Values

Broadly, values are things you want, prefer, or take action to gain or keep.

Usually, the word "values" refers to important, major values. Like your moral ideas, character, principles, big goals in life, and ideas about what kind of society you prefer.

Values are generally grouped together. Rather than having a bunch of different values, held individually, people look for some broader themes to tie their values together. They want an integrated system of values.

Although people would deny it, they rarely put much thought into their values. They pick up values from parents, church, educators, peers, and their culture in general. They don't extensively study what value systems are possible, why some are better than others, how to judge abstract ideas, how to do critical thinking, and so on, in order to have better values.
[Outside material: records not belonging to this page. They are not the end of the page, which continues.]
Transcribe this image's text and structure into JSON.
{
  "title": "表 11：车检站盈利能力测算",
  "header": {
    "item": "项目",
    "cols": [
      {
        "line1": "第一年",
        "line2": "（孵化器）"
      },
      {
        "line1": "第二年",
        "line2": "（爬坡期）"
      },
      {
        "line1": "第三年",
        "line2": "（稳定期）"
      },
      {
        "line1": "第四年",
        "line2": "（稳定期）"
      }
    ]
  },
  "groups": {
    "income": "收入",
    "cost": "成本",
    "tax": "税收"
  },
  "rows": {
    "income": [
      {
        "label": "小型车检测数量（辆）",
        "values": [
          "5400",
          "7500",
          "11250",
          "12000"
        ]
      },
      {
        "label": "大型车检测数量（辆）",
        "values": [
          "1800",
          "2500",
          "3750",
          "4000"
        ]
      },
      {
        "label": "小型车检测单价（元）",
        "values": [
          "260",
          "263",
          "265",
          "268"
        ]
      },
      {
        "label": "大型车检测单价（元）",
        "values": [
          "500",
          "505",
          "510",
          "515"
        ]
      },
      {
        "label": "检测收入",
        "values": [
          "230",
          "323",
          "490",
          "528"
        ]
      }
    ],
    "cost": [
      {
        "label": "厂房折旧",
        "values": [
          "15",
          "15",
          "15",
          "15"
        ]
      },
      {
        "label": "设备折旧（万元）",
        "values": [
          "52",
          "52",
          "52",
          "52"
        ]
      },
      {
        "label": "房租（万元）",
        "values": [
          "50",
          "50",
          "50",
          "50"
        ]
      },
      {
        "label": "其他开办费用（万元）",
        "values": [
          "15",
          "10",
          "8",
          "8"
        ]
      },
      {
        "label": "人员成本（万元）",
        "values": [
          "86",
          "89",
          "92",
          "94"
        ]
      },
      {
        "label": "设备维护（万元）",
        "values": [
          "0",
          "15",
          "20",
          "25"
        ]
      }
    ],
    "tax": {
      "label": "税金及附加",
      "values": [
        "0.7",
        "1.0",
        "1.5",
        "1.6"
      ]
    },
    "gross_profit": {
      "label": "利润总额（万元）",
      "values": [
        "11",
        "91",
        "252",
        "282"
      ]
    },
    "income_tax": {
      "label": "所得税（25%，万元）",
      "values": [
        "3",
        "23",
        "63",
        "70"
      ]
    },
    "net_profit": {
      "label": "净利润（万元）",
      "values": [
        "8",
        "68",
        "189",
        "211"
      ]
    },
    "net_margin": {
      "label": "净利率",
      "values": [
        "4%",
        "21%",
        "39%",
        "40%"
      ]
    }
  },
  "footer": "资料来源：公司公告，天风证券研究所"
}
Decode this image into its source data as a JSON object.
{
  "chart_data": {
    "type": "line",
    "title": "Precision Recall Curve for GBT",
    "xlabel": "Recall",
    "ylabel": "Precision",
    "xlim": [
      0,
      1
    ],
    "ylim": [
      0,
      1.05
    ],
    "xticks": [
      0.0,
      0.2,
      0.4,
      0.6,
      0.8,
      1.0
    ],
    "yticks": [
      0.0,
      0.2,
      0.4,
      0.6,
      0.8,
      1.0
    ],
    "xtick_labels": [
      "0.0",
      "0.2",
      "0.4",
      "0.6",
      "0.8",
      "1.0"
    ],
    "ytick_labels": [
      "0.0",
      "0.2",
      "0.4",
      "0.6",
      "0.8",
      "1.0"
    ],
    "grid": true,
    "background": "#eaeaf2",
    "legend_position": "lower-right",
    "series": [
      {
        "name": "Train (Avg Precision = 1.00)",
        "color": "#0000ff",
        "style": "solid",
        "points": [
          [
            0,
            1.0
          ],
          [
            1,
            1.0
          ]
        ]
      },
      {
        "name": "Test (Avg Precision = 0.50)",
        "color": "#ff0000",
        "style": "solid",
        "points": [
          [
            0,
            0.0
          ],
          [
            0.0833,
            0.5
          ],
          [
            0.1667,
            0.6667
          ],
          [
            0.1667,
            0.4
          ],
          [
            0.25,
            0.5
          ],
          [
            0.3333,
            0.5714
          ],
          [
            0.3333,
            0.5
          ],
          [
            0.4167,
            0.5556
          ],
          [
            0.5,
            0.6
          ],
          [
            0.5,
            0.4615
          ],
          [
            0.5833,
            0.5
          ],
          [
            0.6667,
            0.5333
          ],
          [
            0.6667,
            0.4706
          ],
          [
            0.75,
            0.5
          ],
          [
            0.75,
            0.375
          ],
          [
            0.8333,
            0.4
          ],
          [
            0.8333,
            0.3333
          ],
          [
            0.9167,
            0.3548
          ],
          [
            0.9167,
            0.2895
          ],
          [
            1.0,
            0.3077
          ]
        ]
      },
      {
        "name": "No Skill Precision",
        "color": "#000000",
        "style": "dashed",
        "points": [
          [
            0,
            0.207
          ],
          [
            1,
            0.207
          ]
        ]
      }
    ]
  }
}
They don't learn to be really good at philosophical argument (not rhetoric, not persuading a crowd, but serious written scholarship) to better judge the arguments between value systems.

Take responsibility for your values. Make them something you think through and devote attention to, not something unchosen.


You are fallible. Problems, while soluble, are inevitable. Therefore you should expect mistakes when it comes to your values. Don't assume them uncritically. Don't think you already have the answers.

You should be actively trying to improve your values throughout your entire life. That requires criticism, both from yourself and others. It requires discussion. It requires paths forward.


It's important to value things in life. You should do something, think something, have some opinion. Some things should make a difference to you. Care about something. Prefer somethings and not others. Choose something over something else.

If you didn't have any values, it'd be kinda like you aren't really there in life. You wouldn't be an active part of the world. You'd be more like a rock. Grass doesn't have values. The ocean doesn't have values.

Actions need values to guide them. If you have no goals or preferences of any kind, why act?